For my project, I will be talking about the issue of Police Brutality. There are a lot of works and artists that talk about this subject, but one that I was fascinated with was K. Ryan Henley. He said and I quote, “I was sitting in an LA cafe when I heard other diners on their mobiles, reporting how the Grand Jury had decided not to indict Darren Wilson, the officer who shot Mike Brown,” she says. “There were already protesters lining up and blocking sections of the freeway in LA. Having grown up there, and having come of age around the time of the Rodney King beating and ensuing unrest, I was reminded of the anger and turmoil surrounding the issue of police brutality, and I wanted to express my own feelings about how little has changed. I ended up posting a portrait of Brown I’d made the previous summer and got a huge response. The New York Grand Jury neglected to indict Daniel Pantaleo, Eric Garner’s killer, only days later, and I posted a portrait of Garner as well.” 

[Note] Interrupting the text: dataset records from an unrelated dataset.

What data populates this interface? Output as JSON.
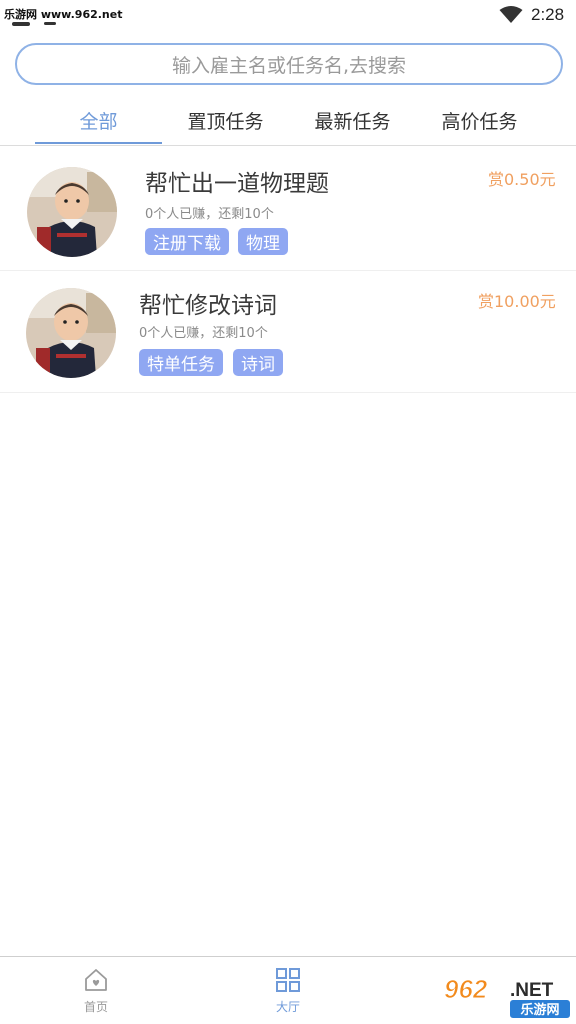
{
  "status_bar": {
    "watermark": "乐游网 www.962.net",
    "time": "2:28",
    "icons": [
      "notification-icon",
      "wifi-icon"
    ]
  },
  "search": {
    "placeholder": "输入雇主名或任务名,去搜索"
  },
  "tabs": [
    {
      "label": "全部",
      "active": true
    },
    {
      "label": "置顶任务",
      "active": false
    },
    {
      "label": "最新任务",
      "active": false
    },
    {
      "label": "高价任务",
      "active": false
    }
  ],
  "tasks": [
    {
      "title": "帮忙出一道物理题",
      "reward": "赏0.50元",
      "progress": "0个人已赚，还剩10个",
      "tags": [
        "注册下载",
        "物理"
      ]
    },
    {
      "title": "帮忙修改诗词",
      "reward": "赏10.00元",
      "progress": "0个人已赚，还剩10个",
      "tags": [
        "特单任务",
        "诗词"
      ]
    }
  ],
  "bottom_nav": [
    {
      "label": "首页",
      "icon": "home-icon",
      "active": false
    },
    {
      "label": "大厅",
      "icon": "grid-icon",
      "active": true
    }
  ],
  "watermark_logo": {
    "text": "962.NET",
    "subtext": "乐游网"
  },
  "colors": {
    "accent": "#6f9ad9",
    "reward": "#f0a060",
    "tag_bg": "#8fa7f2",
    "search_border": "#8fb2e6"
  }
}
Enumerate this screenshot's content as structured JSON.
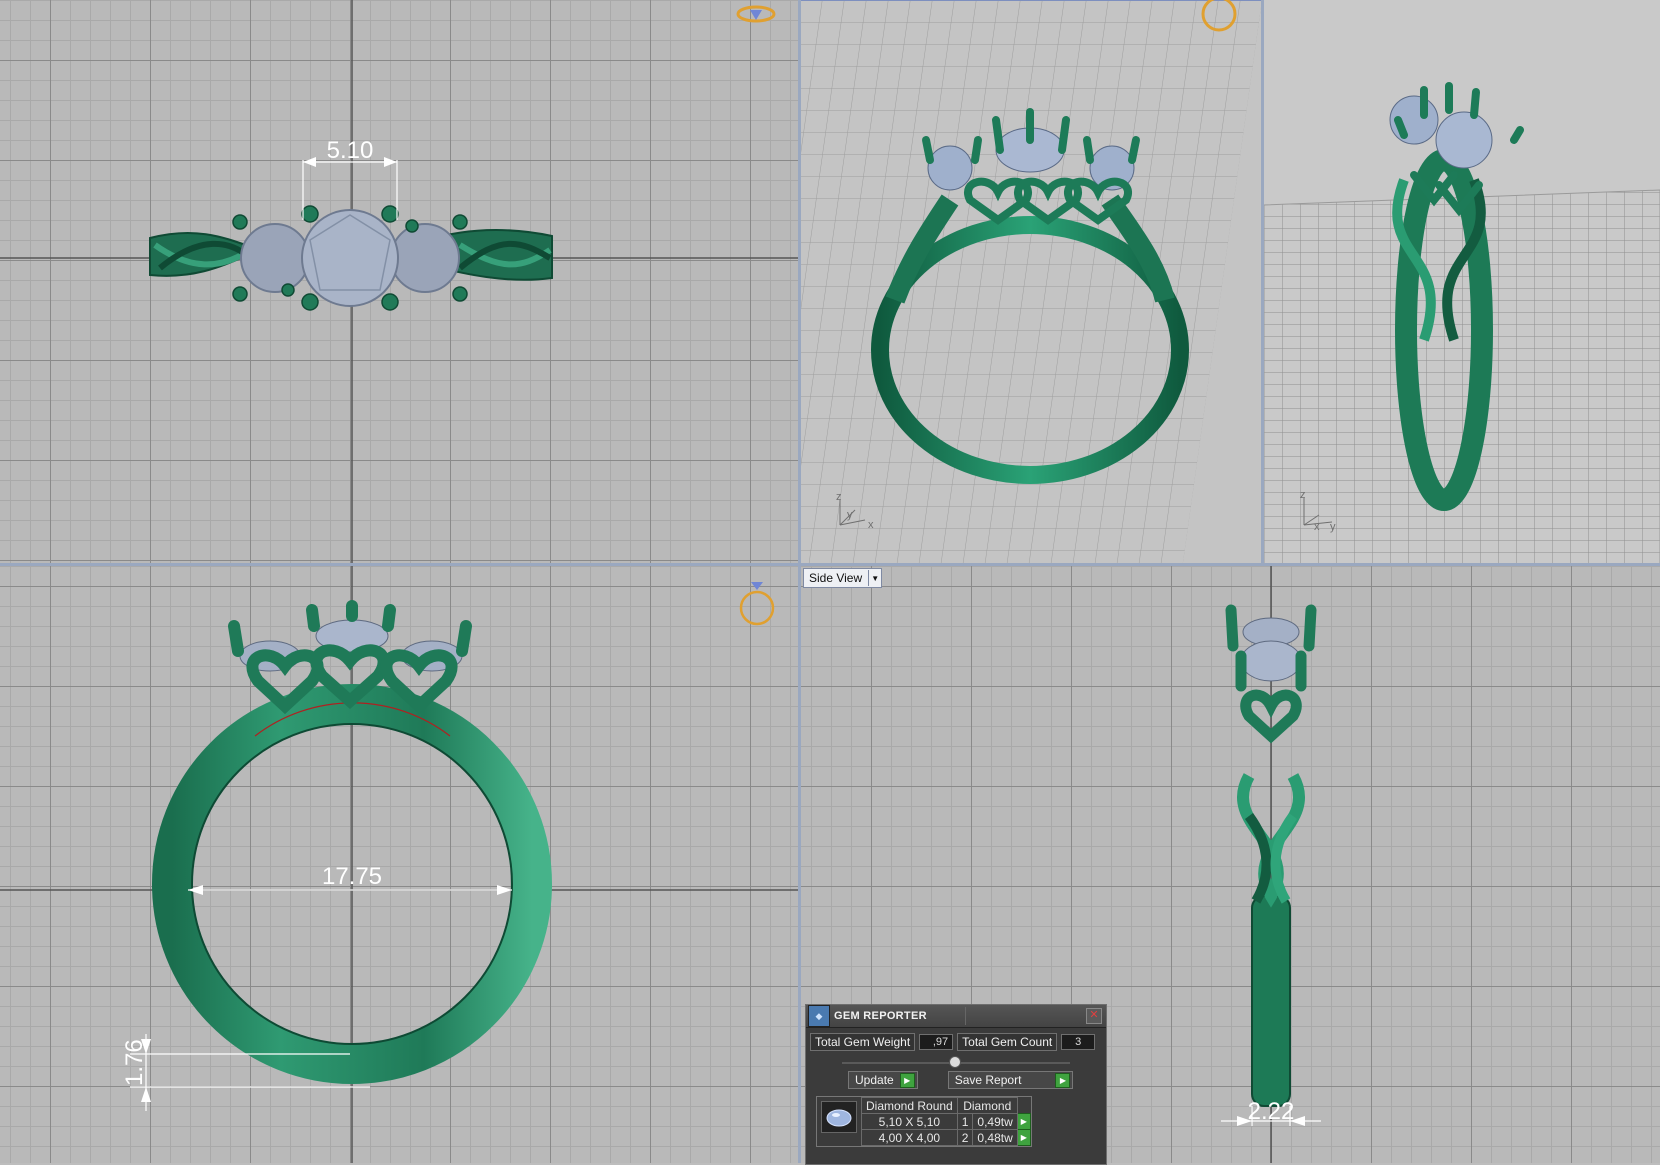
{
  "viewports": {
    "top_view": {
      "dimension": "5.10"
    },
    "front_view": {
      "inner_diameter": "17.75",
      "band_thickness": "1.76"
    },
    "side_view": {
      "label": "Side View",
      "band_width": "2.22"
    },
    "perspective_left": {
      "axes": [
        "z",
        "y",
        "x"
      ]
    },
    "perspective_right": {
      "axes": [
        "z",
        "x",
        "y"
      ]
    }
  },
  "colors": {
    "ring": "#1f7a58",
    "gem": "#a9b5cc",
    "grid_bg": "#b9b9b9",
    "dimension": "#ffffff",
    "gizmo": "#e0a030"
  },
  "gem_reporter": {
    "title": "GEM REPORTER",
    "total_gem_weight_label": "Total Gem Weight",
    "total_gem_weight": ",97",
    "total_gem_count_label": "Total Gem Count",
    "total_gem_count": "3",
    "update_label": "Update",
    "save_report_label": "Save Report",
    "table": {
      "headers": [
        "Diamond Round",
        "Diamond"
      ],
      "rows": [
        {
          "size": "5,10 X 5,10",
          "count": "1",
          "weight": "0,49tw"
        },
        {
          "size": "4,00 X 4,00",
          "count": "2",
          "weight": "0,48tw"
        }
      ]
    }
  }
}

Work made by individuals from Art Responders framed the reason for VIRAL. The display incorporates representations of surely understood unfortunate casualties—Sandra Bland, Eric Garner, Oscar Grant, Trayvon Martin, and Michael Brown, to give some examples—nearby craftsmanship memorializing under-announced episodes, similar to the homicide of Alex Nieto, a 28-year-elderly person shot by San Francisco police while holding a taser. The show is organized as a visual course of events of occurrences, extending over the display dividers. Content, music, drawings, compositions, and video chronicle the critical laws and socio-specialized advancements identified with the utilization of extrajudicial power against non-white individuals.

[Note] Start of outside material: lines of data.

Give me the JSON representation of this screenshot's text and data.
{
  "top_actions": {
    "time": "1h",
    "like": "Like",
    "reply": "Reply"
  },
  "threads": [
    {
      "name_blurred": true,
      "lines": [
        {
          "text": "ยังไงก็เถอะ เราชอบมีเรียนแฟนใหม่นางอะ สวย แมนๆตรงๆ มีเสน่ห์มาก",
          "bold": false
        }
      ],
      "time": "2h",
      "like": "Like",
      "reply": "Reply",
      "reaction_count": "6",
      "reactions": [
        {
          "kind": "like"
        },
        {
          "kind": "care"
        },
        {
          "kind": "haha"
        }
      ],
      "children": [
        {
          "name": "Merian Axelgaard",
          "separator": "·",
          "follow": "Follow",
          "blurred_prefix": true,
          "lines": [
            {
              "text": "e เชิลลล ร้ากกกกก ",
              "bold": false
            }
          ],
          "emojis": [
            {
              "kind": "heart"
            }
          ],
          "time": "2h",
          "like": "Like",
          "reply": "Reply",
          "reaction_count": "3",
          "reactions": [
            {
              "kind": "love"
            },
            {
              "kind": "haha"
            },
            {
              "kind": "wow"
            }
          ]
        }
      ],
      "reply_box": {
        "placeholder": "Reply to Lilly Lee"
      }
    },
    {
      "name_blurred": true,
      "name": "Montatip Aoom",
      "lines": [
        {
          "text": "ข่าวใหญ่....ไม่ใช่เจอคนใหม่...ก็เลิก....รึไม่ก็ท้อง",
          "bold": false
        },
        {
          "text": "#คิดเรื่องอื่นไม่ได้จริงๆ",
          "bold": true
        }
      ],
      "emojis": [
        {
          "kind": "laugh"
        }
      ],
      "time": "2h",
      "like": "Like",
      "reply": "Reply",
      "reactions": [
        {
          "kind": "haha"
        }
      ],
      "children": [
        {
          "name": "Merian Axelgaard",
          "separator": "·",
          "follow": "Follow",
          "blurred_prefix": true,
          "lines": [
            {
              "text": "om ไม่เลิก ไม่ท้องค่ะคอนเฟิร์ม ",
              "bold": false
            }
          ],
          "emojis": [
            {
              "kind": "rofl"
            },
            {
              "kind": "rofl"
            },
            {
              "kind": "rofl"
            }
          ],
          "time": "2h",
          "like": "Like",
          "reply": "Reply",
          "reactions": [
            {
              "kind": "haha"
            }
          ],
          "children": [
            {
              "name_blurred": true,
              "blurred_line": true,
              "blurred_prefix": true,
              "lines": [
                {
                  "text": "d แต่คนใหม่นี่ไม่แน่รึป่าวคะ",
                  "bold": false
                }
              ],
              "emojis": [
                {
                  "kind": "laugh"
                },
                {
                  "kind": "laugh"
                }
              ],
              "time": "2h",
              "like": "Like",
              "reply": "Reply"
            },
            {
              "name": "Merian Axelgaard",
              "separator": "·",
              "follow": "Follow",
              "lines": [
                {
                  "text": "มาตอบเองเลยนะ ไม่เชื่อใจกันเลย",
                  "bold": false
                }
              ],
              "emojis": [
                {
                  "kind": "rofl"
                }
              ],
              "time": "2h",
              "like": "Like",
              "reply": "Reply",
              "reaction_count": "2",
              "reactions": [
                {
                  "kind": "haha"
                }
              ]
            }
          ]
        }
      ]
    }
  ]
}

There is also a music video that I have chosen to include that shows a physical battle between a dark youngster and a white cop. The two move around the road, snatching and stifling each other, from day to night. The battle is in the end taken to the high schooler's home, and finishes with the two sitting on the edges of a bed with their backs to each other, wheezing for air. Although Hamilton has said that the video is about police brutality, police are on-screen for less than a minute. And aside from a few seconds of hosing, the excessive use of force that’s come to define brutality in recent months is glaringly absent. There are no guns, Tasers, or beatings. The video is a far cry from another police brutality-themed music video released last month.
The video is about the continuous fight between dark individuals and law implementation, which has left the two gatherings tired. Executive A.G. Rojas clarified, "The film starts and it feels like they have been battling for a considerable length of time, they're depleted, not a solitary punch is tossed, their viciousness is conveyed through cumbersome, crude feeling. They've just battled their way past their decisions and educated scorn toward each other. Our objective was to feature the purposelessness of the viciousness, not praise it."

https://youtu.be/PkGwI7nGehA

https://youtu.be/50hjiawKKVA

I am going to relate this to my project by making a poster that shows police officers that were involved in significant police brutality events and show what they did. I will be writing wanted above their names and what they have done and how they get away with what they did. I'll be making several posters and putting them up around the area that I live in to raise awareness and show people that not all Police Officers are pure good.